その河川敷は市内のとんでもない僻地にあります。「市境」とでも言うのか,大雑把な住所ですら地図を見ないと分からない。

河川敷に行く方法ですが,ほとんどの人は,自家用車あるいは自転車で行きます。自宅から徒歩で行く人はまずいない。最寄りの市街地は2kmほど離れた場所にあります。ごく一握りの人は,自宅から歩いて辿り着くことも可能でしょうけれど,自分の家から歩いて来たなんて言っている人を私は見たことも聞いたこともありません。

さて今回,私は路線バスで行ってみることにしました。自宅から2km先のバス停から僻地へ向かうバスに乗車。僻地のバス停に到着したら,今度は堤防上の道路を1km歩きます。

歩く距離は片道だいたい3kmですが,往復だと6kmになります。歩き続けるわけではないので体の疲れは少ないのですが,バスの移動時間を合わせると費やす時間が長くなる印象。

幽霊たちが徘徊する空間

私が某河川敷に到着したのは,正午すぎでした。すでに河川敷には辺りを徘徊する老人たちの姿が。

この河川敷に虹色業界人が集まるようになって,四半世紀が経ちます。当時50代だった人も70代になっているわけで年々,高齢化が進んでいるのです。

おそらく常連だからだと思うのですが,人間も服も紫外線劣化が進んでいるのか,何から何までも分解されてボロボロになっている。見た目はお化けみたいなのですが,実年齢は若いのかもしれません。

衝撃的だったのは,2年前に調査したときに遭遇した中村くん(私が勝手にそう呼んでいるだけの人)が今回もいたことです。

「よりによって,どうして今日もこの人がいるんだろう。まさか幽霊?」なんて思いました。

私は河川敷を歩きながら,「もしかしたら人間,生きながらにして死んでいる状態が存在するのではないか」と考えてしまいました。ここに集まっている老人たちは生身の人間のはずだけど,あてどもなくさ迷うという意味では幽霊と大差ない。
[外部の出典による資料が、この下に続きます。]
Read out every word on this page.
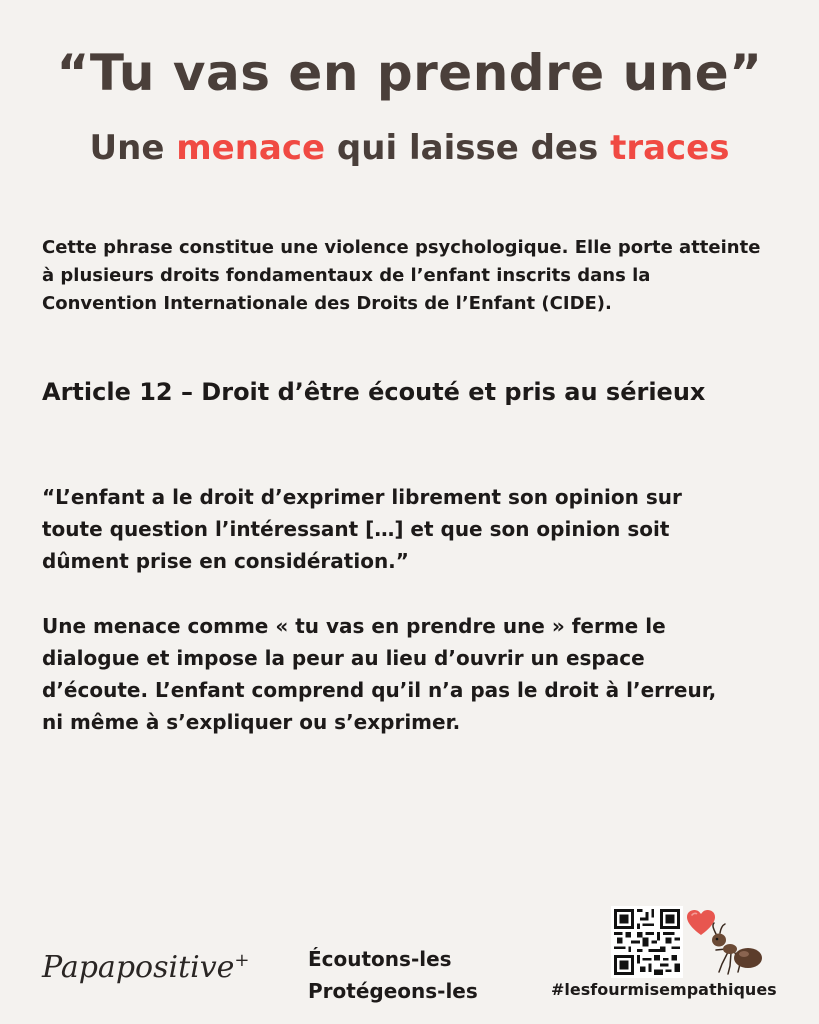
“Tu vas en prendre une”
Une menace qui laisse des traces
Cette phrase constitue une violence psychologique. Elle porte atteinte
à plusieurs droits fondamentaux de l’enfant inscrits dans la
Convention Internationale des Droits de l’Enfant (CIDE).
Article 12 – Droit d’être écouté et pris au sérieux
“L’enfant a le droit d’exprimer librement son opinion sur
toute question l’intéressant […] et que son opinion soit
dûment prise en considération.”
Une menace comme « tu vas en prendre une » ferme le
dialogue et impose la peur au lieu d’ouvrir un espace
d’écoute. L’enfant comprend qu’il n’a pas le droit à l’erreur,
ni même à s’expliquer ou s’exprimer.
Papapositive+	Écoutons-les
Protégeons-les	#lesfourmisempathiques
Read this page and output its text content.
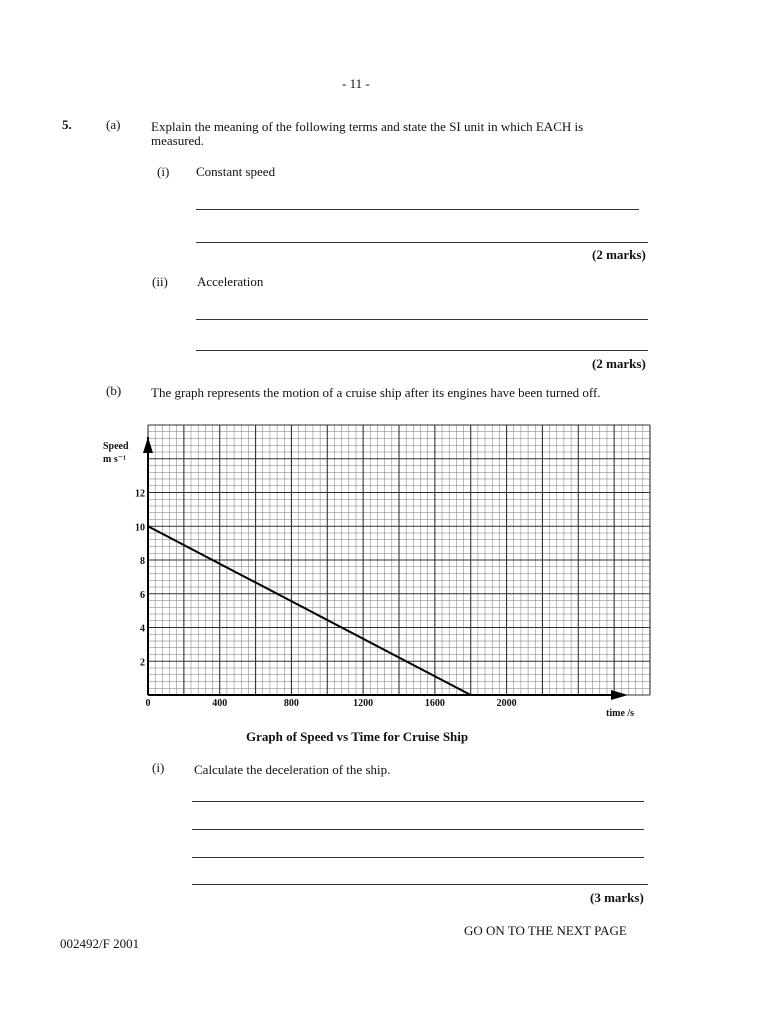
- 11 -
5.	(a) Explain the meaning of the following terms and state the SI unit in which EACH is
measured.
(i) Constant speed
(2 marks)
(ii) Acceleration
(2 marks)
(b) The graph represents the motion of a cruise ship after its engines have been turned off.
0	400	800	1200	1600	2000
2
4
6
8
10
12
Speed
m s⁻¹
time /s
Graph of Speed vs Time for Cruise Ship
(i) Calculate the deceleration of the ship.
(3 marks)
GO ON TO THE NEXT PAGE
002492/F 2001
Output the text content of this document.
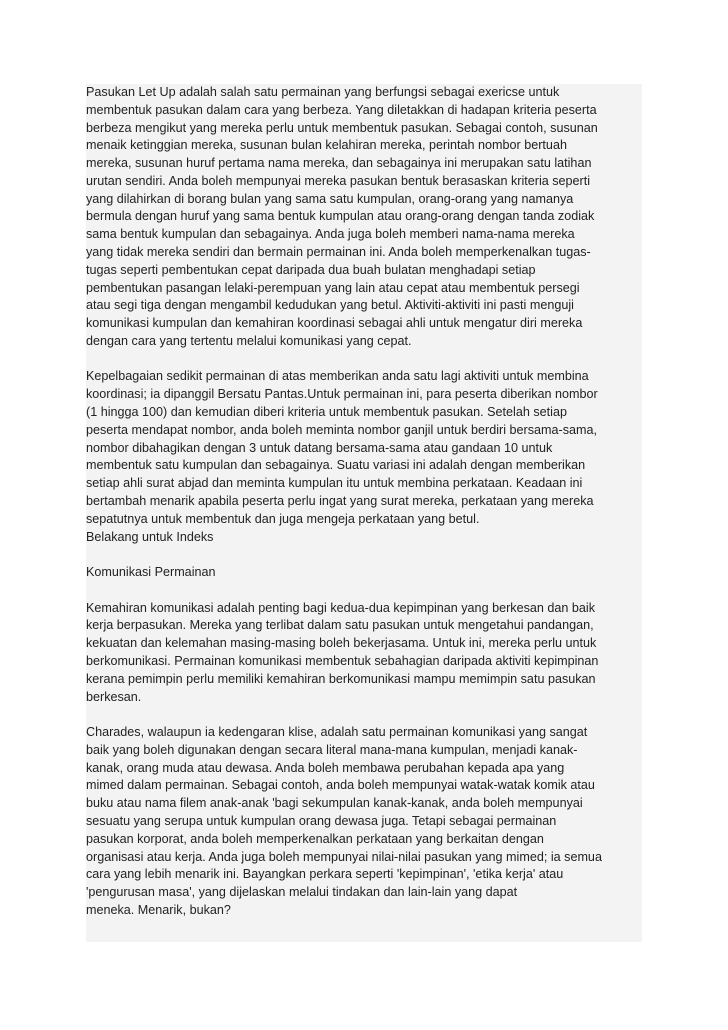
Pasukan Let Up adalah salah satu permainan yang berfungsi sebagai exericse untuk
membentuk pasukan dalam cara yang berbeza. Yang diletakkan di hadapan kriteria peserta
berbeza mengikut yang mereka perlu untuk membentuk pasukan. Sebagai contoh, susunan
menaik ketinggian mereka, susunan bulan kelahiran mereka, perintah nombor bertuah
mereka, susunan huruf pertama nama mereka, dan sebagainya ini merupakan satu latihan
urutan sendiri. Anda boleh mempunyai mereka pasukan bentuk berasaskan kriteria seperti
yang dilahirkan di borang bulan yang sama satu kumpulan, orang-orang yang namanya
bermula dengan huruf yang sama bentuk kumpulan atau orang-orang dengan tanda zodiak
sama bentuk kumpulan dan sebagainya. Anda juga boleh memberi nama-nama mereka
yang tidak mereka sendiri dan bermain permainan ini. Anda boleh memperkenalkan tugas-
tugas seperti pembentukan cepat daripada dua buah bulatan menghadapi setiap
pembentukan pasangan lelaki-perempuan yang lain atau cepat atau membentuk persegi
atau segi tiga dengan mengambil kedudukan yang betul. Aktiviti-aktiviti ini pasti menguji
komunikasi kumpulan dan kemahiran koordinasi sebagai ahli untuk mengatur diri mereka
dengan cara yang tertentu melalui komunikasi yang cepat.

Kepelbagaian sedikit permainan di atas memberikan anda satu lagi aktiviti untuk membina
koordinasi; ia dipanggil Bersatu Pantas.Untuk permainan ini, para peserta diberikan nombor
(1 hingga 100) dan kemudian diberi kriteria untuk membentuk pasukan. Setelah setiap
peserta mendapat nombor, anda boleh meminta nombor ganjil untuk berdiri bersama-sama,
nombor dibahagikan dengan 3 untuk datang bersama-sama atau gandaan 10 untuk
membentuk satu kumpulan dan sebagainya. Suatu variasi ini adalah dengan memberikan
setiap ahli surat abjad dan meminta kumpulan itu untuk membina perkataan. Keadaan ini
bertambah menarik apabila peserta perlu ingat yang surat mereka, perkataan yang mereka
sepatutnya untuk membentuk dan juga mengeja perkataan yang betul.
Belakang untuk Indeks

Komunikasi Permainan

Kemahiran komunikasi adalah penting bagi kedua-dua kepimpinan yang berkesan dan baik
kerja berpasukan. Mereka yang terlibat dalam satu pasukan untuk mengetahui pandangan,
kekuatan dan kelemahan masing-masing boleh bekerjasama. Untuk ini, mereka perlu untuk
berkomunikasi. Permainan komunikasi membentuk sebahagian daripada aktiviti kepimpinan
kerana pemimpin perlu memiliki kemahiran berkomunikasi mampu memimpin satu pasukan
berkesan.

Charades, walaupun ia kedengaran klise, adalah satu permainan komunikasi yang sangat
baik yang boleh digunakan dengan secara literal mana-mana kumpulan, menjadi kanak-
kanak, orang muda atau dewasa. Anda boleh membawa perubahan kepada apa yang
mimed dalam permainan. Sebagai contoh, anda boleh mempunyai watak-watak komik atau
buku atau nama filem anak-anak 'bagi sekumpulan kanak-kanak, anda boleh mempunyai
sesuatu yang serupa untuk kumpulan orang dewasa juga. Tetapi sebagai permainan
pasukan korporat, anda boleh memperkenalkan perkataan yang berkaitan dengan
organisasi atau kerja. Anda juga boleh mempunyai nilai-nilai pasukan yang mimed; ia semua
cara yang lebih menarik ini. Bayangkan perkara seperti 'kepimpinan', 'etika kerja' atau
'pengurusan masa', yang dijelaskan melalui tindakan dan lain-lain yang dapat
meneka. Menarik, bukan?
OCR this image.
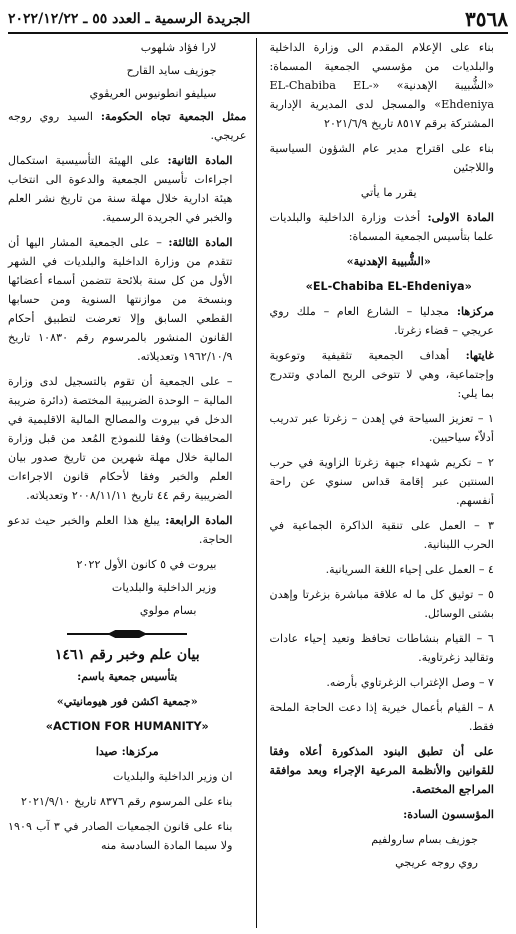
٣٥٦٨
الجريدة الرسمية ـ العدد ٥٥ ـ ٢٠٢٢/١٢/٢٢

بناء على الإعلام المقدم الى وزارة الداخلية والبلديات من مؤسسي الجمعية المسماة: «الشُّبيبة الإهدنية» «EL-Chabiba EL-Ehdeniya» والمسجل لدى المديرية الإدارية المشتركة برقم ٨٥١٧ تاريخ ٢٠٢١/٦/٩

بناء على اقتراح مدير عام الشؤون السياسية واللاجئين

يقرر ما يأتي

المادة الاولى: أخذت وزارة الداخلية والبلديات علما بتأسيس الجمعية المسماة:

«الشُّبيبة الإهدنية»

«EL-Chabiba EL-Ehdeniya»

مركزها: مجدليا – الشارع العام – ملك روي عريجي – قضاء زغرتا.

غايتها: أهداف الجمعية تثقيفية وتوعوية وإجتماعية، وهي لا تتوخى الربح المادي وتتدرج بما يلي:

١ – تعزيز السياحة في إهدن – زغرتا عبر تدريب أدلاّء سياحيين.

٢ – تكريم شهداء جبهة زغرتا الزاوية في حرب السنتين عبر إقامة قداس سنوي عن راحة أنفسهم.

٣ – العمل على تنقية الذاكرة الجماعية في الحرب اللبنانية.

٤ – العمل على إحياء اللغة السريانية.

٥ – توثيق كل ما له علاقة مباشرة بزغرتا وإهدن بشتى الوسائل.

٦ – القيام بنشاطات تحافظ وتعيد إحياء عادات وتقاليد زغرتاوية.

٧ – وصل الإغتراب الزغرتاوي بأرضه.

٨ – القيام بأعمال خيرية إذا دعت الحاجة الملحة فقط.

على أن تطبق البنود المذكورة أعلاه وفقا للقوانين والأنظمة المرعية الإجراء وبعد موافقة المراجع المختصة.

المؤسسون السادة:

جوزيف بسام سارولفيم

روي روجه عريجي

لارا فؤاد شلهوب

جوزيف سايد القارح

سيليفو انطونيوس العريڤوي

ممثل الجمعية تجاه الحكومة: السيد روي روجه عريجي.

المادة الثانية: على الهيئة التأسيسية استكمال اجراءات تأسيس الجمعية والدعوة الى انتخاب هيئة ادارية خلال مهلة سنة من تاريخ نشر العلم والخبر في الجريدة الرسمية.

المادة الثالثة: – على الجمعية المشار اليها أن تتقدم من وزارة الداخلية والبلديات في الشهر الأول من كل سنة بلائحة تتضمن أسماء أعضائها وبنسخة من موازنتها السنوية ومن حسابها القطعي السابق وإلا تعرضت لتطبيق أحكام القانون المنشور بالمرسوم رقم ١٠٨٣٠ تاريخ ١٩٦٢/١٠/٩ وتعديلاته.

– على الجمعية أن تقوم بالتسجيل لدى وزارة المالية – الوحدة الضريبية المختصة (دائرة ضريبة الدخل في بيروت والمصالح المالية الاقليمية في المحافظات) وفقا للنموذج المُعد من قبل وزارة المالية خلال مهلة شهرين من تاريخ صدور بيان العلم والخبر وفقا لأحكام قانون الاجراءات الضريبية رقم ٤٤ تاريخ ٢٠٠٨/١١/١١ وتعديلاته.

المادة الرابعة: يبلغ هذا العلم والخبر حيث تدعو الحاجة.

بيروت في ٥ كانون الأول ٢٠٢٢

وزير الداخلية والبلديات

بسام مولوي

بيان علم وخبر رقم ١٤٦١

بتأسيس جمعية باسم:

«جمعية اكشن فور هيومانيتي»

«ACTION FOR HUMANITY»

مركزها: صيدا

ان وزير الداخلية والبلديات

بناء على المرسوم رقم ٨٣٧٦ تاريخ ٢٠٢١/٩/١٠

بناء على قانون الجمعيات الصادر في ٣ آب ١٩٠٩ ولا سيما المادة السادسة منه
こんな場所に屯するような生活をしていると,だれもが幽霊や妖怪になってしまうのでしょう。「調査が済んだらさっさと退散しないとね」と私は心に決めました。時刻は13時半,帰ることにしました。

バス待合所の噂

河川敷の最寄りのバス停は,バス路線の終点です。回転場と呼ばれているらしい。バス停には,屋根付きの小屋(待合所)が併設されています。

数年前,待合所内で熱中症と思われる人が発見され,救急車で運ばれたそうです。その人は日中,河川敷で日焼けをしていた虹色業界人だそうで夕刻,待合所のベンチの上で人知れずぐったりしていたらしいのです。

前回,中村くんに遭遇したとき,氏はそんな話をしていました。この人がなぜ詳しい経緯を知っているのか,なぜ初対面の私にそんな場違いな話をしたのか,ちょっと不気味に思っていました。

私はバス待合所に入って気付きました。

「この待合所のベンチで死んでいた人って中村くん,あなた自身だったんじゃないの?成仏できずにいまも河川敷をさ迷い続けている。私があなたにできることは,何もないわね」なんて妄想しながら私は到着したバスに乗り込んだのでした。

おやおや最後,漫画家のつのだじろう氏の作品にでも出てきそうな話になってしまいましたね。

バス待合所の噂の真相は,私には分かりません。真相なんて言っても,たぶん大した話ではない。さようなら。